Nexus problems such as an integrated management of several resources (e.g., water, soil, and waste) or sectors (e.g., water, energy, and food) are often described as being particularly wicked. In order to address such wicked nexus problems in practice, governance researchers have already proposed a potpourri of different governance strategies. Examples often refer to various participatory approaches, hinting at the involvement of various actors such as scientists and practitioners. However, the role of institutions, especially their design and enforcement, in addressing such wicked nexus problems has become increasingly important as well.

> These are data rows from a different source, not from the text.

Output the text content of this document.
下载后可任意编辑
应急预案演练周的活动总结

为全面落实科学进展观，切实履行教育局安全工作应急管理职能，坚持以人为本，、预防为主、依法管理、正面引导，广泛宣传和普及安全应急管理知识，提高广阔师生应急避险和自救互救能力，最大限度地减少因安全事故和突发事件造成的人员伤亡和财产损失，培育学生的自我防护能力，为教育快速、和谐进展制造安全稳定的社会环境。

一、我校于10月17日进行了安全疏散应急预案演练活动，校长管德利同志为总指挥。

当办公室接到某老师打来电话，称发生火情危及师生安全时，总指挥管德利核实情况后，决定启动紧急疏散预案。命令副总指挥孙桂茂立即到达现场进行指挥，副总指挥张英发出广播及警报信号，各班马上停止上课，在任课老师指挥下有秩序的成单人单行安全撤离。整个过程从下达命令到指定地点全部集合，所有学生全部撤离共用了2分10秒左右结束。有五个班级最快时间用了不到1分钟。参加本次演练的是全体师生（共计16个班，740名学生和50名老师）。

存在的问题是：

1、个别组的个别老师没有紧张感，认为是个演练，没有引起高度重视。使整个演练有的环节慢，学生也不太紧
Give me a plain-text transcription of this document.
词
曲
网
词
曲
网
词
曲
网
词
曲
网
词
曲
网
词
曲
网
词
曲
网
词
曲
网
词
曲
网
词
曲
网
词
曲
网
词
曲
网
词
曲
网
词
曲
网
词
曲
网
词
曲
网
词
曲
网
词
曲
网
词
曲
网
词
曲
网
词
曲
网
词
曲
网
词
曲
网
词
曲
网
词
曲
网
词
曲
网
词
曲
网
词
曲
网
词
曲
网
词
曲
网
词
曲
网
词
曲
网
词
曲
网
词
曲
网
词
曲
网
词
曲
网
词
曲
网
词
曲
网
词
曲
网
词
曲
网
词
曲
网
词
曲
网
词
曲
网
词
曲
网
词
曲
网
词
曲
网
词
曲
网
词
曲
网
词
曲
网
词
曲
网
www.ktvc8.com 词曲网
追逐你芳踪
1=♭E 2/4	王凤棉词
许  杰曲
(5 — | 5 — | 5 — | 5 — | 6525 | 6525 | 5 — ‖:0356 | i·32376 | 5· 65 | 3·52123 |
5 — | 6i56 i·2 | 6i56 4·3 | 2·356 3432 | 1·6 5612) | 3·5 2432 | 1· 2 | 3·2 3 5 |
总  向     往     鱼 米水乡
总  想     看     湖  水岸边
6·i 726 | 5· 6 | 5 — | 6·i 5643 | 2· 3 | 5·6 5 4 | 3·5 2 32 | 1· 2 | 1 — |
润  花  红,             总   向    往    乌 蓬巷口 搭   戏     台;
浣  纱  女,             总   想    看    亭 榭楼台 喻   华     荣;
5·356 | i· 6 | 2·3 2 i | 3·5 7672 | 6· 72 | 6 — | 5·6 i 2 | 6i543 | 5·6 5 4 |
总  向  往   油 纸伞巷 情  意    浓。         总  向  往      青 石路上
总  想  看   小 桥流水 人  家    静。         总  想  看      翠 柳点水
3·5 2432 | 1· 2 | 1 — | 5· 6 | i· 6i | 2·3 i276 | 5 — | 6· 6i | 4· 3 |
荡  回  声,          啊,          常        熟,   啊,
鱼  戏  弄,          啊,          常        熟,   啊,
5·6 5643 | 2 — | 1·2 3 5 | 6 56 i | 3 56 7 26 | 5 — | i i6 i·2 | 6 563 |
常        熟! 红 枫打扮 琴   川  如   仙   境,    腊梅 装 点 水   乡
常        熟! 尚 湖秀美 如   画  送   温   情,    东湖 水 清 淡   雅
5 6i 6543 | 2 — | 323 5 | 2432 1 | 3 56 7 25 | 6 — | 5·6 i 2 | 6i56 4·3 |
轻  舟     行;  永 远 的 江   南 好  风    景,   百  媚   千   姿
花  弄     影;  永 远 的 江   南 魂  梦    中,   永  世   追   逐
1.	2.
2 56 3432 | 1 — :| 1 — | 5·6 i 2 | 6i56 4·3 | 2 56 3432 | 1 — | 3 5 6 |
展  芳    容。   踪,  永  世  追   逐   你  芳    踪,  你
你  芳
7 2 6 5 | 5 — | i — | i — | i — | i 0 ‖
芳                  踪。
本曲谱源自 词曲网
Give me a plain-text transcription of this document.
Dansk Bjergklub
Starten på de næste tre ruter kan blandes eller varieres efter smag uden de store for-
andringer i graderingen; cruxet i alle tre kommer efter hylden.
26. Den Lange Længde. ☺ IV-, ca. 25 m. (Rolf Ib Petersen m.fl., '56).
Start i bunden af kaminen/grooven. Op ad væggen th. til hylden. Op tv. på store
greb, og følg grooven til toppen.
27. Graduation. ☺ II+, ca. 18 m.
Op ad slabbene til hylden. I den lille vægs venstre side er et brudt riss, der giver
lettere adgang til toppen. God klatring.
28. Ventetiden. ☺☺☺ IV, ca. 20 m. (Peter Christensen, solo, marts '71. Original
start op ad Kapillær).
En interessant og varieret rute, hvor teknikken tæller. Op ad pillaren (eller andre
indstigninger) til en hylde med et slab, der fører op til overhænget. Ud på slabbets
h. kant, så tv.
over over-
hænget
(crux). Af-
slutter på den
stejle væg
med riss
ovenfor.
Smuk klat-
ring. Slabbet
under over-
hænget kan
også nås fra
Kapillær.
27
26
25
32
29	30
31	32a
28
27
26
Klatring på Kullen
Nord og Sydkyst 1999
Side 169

We argue here that this governance research on wicked nexus problems lacks a clear understanding of ‘good’ solutions to wicked problems. Governance research generally argues that such solutions are difficult or even impossible to grasp, given, for example, lacking agreements on the current and the targeted state, and high transaction costs for information acquisition and negotiation due to uncertainty and information asymmetry. However, failure to operationalise solutions is even less acceptable. The lacking definition of the dependent variable of solutions hinders the analysis of more or less useful governance strategies to address wicked resource nexus problems.
Picking up this research lack, this presentation identifies indicators for ‘good’ policy responses to wicked nexus problems. We understand such ‘good’ policy responses to be present when one resource (e.g., water, soil, waste) or sector (e.g., water, energy, food) is made better off without affecting negatively other resources or sectors. However, since this end goal is difficult to measure, we define indicators for ‘good’ solutions in a more process-oriented way, along the concept of ‘small wins’. Our research shows that such process-oriented small wins can be identified along the three core dimensions of wickedness: goal diversity, system complexity, and informational uncertainty. In terms of goal diversity, one example indicator for a ‘small win’ is mentioning soil issues in water policies and vice versa. An example indicator for a ‘small win’ with regard to system complexity is the development of interlinkages between sector-specific or resource-specific models.
At the workshop, we would like to put the whole set of indicators for ‘good’ solutions to wicked nexus problems for discussion. This lays the ground for future empirical work, in which we apply the full set of indicators to three cases of wicked resource nexus problems in China, Germany, and Latin America. All three cases regard the interlinkages between the resources of water and soil, affecting different sectors such as water and food. Preliminary analyses based on a small set of indicators suggest that only some indicators for good solutions to wicked problems are fulfilled in the different cases. In particular, respective policies that intend to address the wicked nexus problems consider to varying degrees goal conflicts and system complexity.
The New Institutional Economics (NIÖ) Network Meeting is a regular meeting of scientists on the new institutional economy. Each workshop focuses on a different topic. In this instalment, the topic of the workshop is “Governing the Water-Energy-Food Nexus”. However, participants may also consider looking at bilateral nexus linkages.